Ever wonder why there’s a tiny hole at the bottom of airplane windows?
It’s a common feature on passenger planes, and now an expert has revealed that this seemingly insignificant hole plays an important safety role.
If you look closely at a typical passenger cabin window, you’ll see three panes, typically made of acrylic materials. The purpose of the innermost pane—sometimes called the scratch pane is merely to protect the next one.
The middle pane (with the breather hole in it) and the outer pane are more important.
It’s all-too-easy to let your mind wander when you’re confined to a tiny box of space while hurtling 40,000 feet above the ground and going to hundreds of miles per hour, but rest assured: every single window on the airplane has the same hole. That itsy bitsy hole in the bottom of your airplane window is actually a very important safety feature.
The hole is called, a breather hole. It helps to regulate how much pressure from the cabin is exerted onto the airplane windows making sure that if the window is going to break, the outer pane goes first. It’s the outside panel that gives out (meaning you can still breathe).

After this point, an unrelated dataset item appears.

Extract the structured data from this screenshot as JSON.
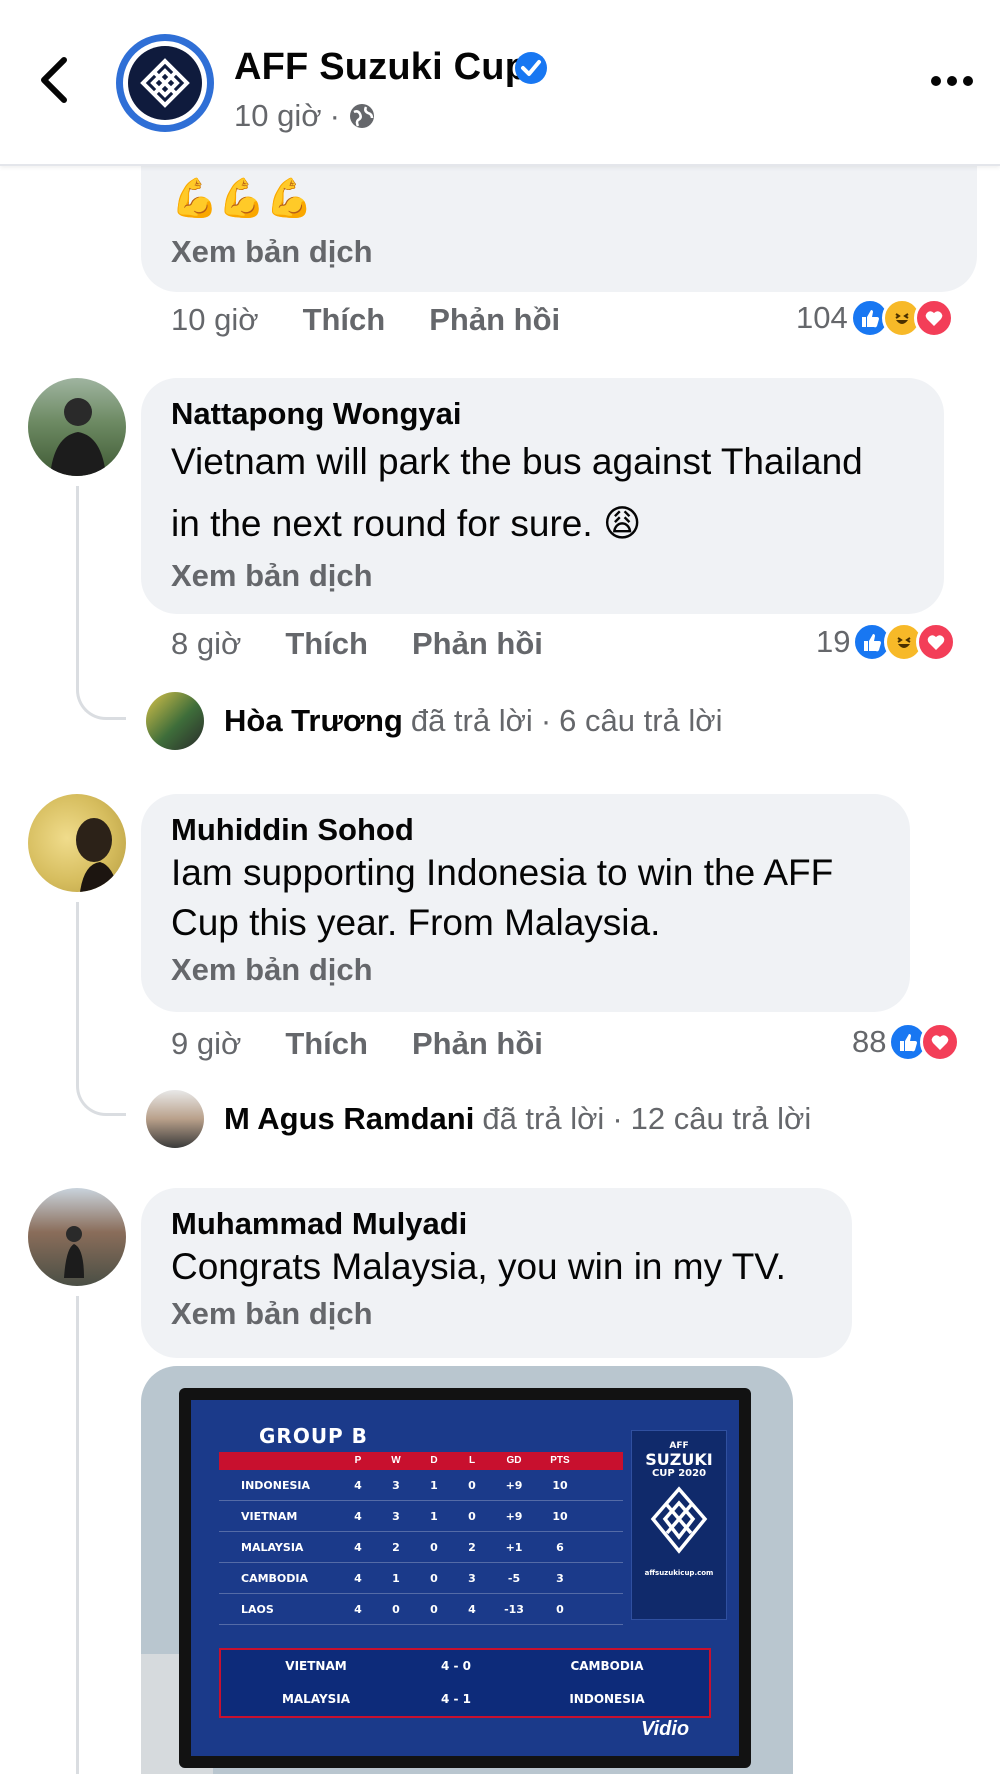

Generally speaking, as an aircraft climbs, the air pressure drops in both the cabin and the outside air—but it drops much more outside, as the aircraft’s pressurization system keeps the cabin pressure at a comfortable and safe level. This means that the pressure inside the aircraft during flight is typically much greater than the pressure outside.
Not only that, the breather hole also keeps the window fog-free by wicking moisture that gets stuck between the panes. So, that’s it folks, mystery solved!